The ion exchange process in the TSCR system will use columns of crystalline silicotitanate (CST) to remove cesium from the LAW. This report describes gas generation testing of the crystalline silicotitanate ion exchange media that was conducted to strengthen the technical basis of the media for use in the TSCR system. Specifically, the described study will inform the safety basis of both the operation of the TSCR system and the interim storage condition of the TSCR ion exchange columns after loading. Previous data on gas generation of CST are limited to a handful of studies using CST or similar media under unrepresentative conditions and durations. The safety basis underlying operation and storage of the CST columns needs to consider the rate and extent of radiolytic flammable gas generation. No existing studies provide a comprehensive set of gas generation data for column operating and storage conditions representative of those expected for TSCR. To address the data gap, this study was conducted under the following conditions (each in duplicate):
• CST in water at 25°C tested to 300 Mrad total dose
• wet CST (soaked in water, then free-drained) at 25°C tested to both 300 Mrad and 900 Mrad total dose
• dry CST (air-dried, free-flowing material equilibrated to laboratory conditions) at 25°C tested to both 300 Mrad and 900 Mrad total dose
• CST in 5.6M Na simulant at 25°C tested to 300 Mrad total dose
• CST in 5.6M Na simulant with 1%(w/w) total organic carbon as Na3-HEDTA at 25°C and 70°C tested to 300 Mrad total dose.

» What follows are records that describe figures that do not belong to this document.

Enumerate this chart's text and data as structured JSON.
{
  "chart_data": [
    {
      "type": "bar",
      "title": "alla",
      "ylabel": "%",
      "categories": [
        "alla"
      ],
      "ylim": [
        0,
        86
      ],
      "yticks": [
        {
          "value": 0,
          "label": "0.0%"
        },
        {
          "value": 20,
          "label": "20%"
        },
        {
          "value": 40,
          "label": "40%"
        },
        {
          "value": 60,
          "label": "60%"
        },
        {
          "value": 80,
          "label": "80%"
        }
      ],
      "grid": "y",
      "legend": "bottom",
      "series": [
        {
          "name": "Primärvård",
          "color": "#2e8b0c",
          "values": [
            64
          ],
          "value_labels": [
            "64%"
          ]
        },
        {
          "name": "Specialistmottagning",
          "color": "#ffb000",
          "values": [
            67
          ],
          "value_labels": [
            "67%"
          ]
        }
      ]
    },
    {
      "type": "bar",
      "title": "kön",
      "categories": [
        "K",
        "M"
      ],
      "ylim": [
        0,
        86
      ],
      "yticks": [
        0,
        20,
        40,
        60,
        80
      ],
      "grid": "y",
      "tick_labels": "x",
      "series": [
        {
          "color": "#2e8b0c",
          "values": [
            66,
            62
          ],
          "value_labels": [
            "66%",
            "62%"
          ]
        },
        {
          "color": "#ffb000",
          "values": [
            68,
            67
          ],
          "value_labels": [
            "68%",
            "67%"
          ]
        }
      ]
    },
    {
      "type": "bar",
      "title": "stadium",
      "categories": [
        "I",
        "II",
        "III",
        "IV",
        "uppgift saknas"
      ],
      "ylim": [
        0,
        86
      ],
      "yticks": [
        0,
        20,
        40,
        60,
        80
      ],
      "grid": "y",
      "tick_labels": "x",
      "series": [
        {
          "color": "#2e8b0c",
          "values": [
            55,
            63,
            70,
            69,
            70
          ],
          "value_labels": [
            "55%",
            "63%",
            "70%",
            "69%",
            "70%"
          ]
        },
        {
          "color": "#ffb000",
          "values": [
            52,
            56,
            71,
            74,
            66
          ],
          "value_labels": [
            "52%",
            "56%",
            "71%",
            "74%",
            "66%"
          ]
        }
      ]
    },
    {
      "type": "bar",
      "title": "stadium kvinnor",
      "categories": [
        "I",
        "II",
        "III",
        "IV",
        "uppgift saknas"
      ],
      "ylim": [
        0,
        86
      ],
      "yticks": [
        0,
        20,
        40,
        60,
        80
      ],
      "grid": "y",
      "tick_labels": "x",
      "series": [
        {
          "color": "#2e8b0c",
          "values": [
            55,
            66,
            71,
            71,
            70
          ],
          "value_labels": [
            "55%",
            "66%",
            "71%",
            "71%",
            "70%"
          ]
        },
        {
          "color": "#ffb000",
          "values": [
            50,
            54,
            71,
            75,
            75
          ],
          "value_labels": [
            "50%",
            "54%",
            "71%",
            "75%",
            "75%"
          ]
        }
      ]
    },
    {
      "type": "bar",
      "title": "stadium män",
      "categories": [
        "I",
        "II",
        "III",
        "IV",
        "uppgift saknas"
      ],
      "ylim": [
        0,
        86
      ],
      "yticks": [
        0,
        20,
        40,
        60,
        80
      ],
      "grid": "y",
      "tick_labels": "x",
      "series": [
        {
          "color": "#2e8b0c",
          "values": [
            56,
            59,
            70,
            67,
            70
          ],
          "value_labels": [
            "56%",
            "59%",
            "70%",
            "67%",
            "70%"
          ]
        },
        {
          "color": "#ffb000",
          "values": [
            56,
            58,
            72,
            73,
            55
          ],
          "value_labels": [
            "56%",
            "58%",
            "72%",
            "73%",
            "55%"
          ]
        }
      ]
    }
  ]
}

For each of the listed conditions, the generation of the following gas species was measured: hydrogen, oxygen, nitrous oxide, and methane. The test data was used to determine the amount of gas generated (total and on a per component basis), gas generation rates normalized to the CST bed volume tested, and G-values[1] for each gas species. The reported results illustrate that the CST in water condition bounds the gas generation rate (at 25°C) of all other conditions, but there is some variability in the hydrogen G-value, depending on the lot of CST tested and the amount of residual moisture present at the start of the test.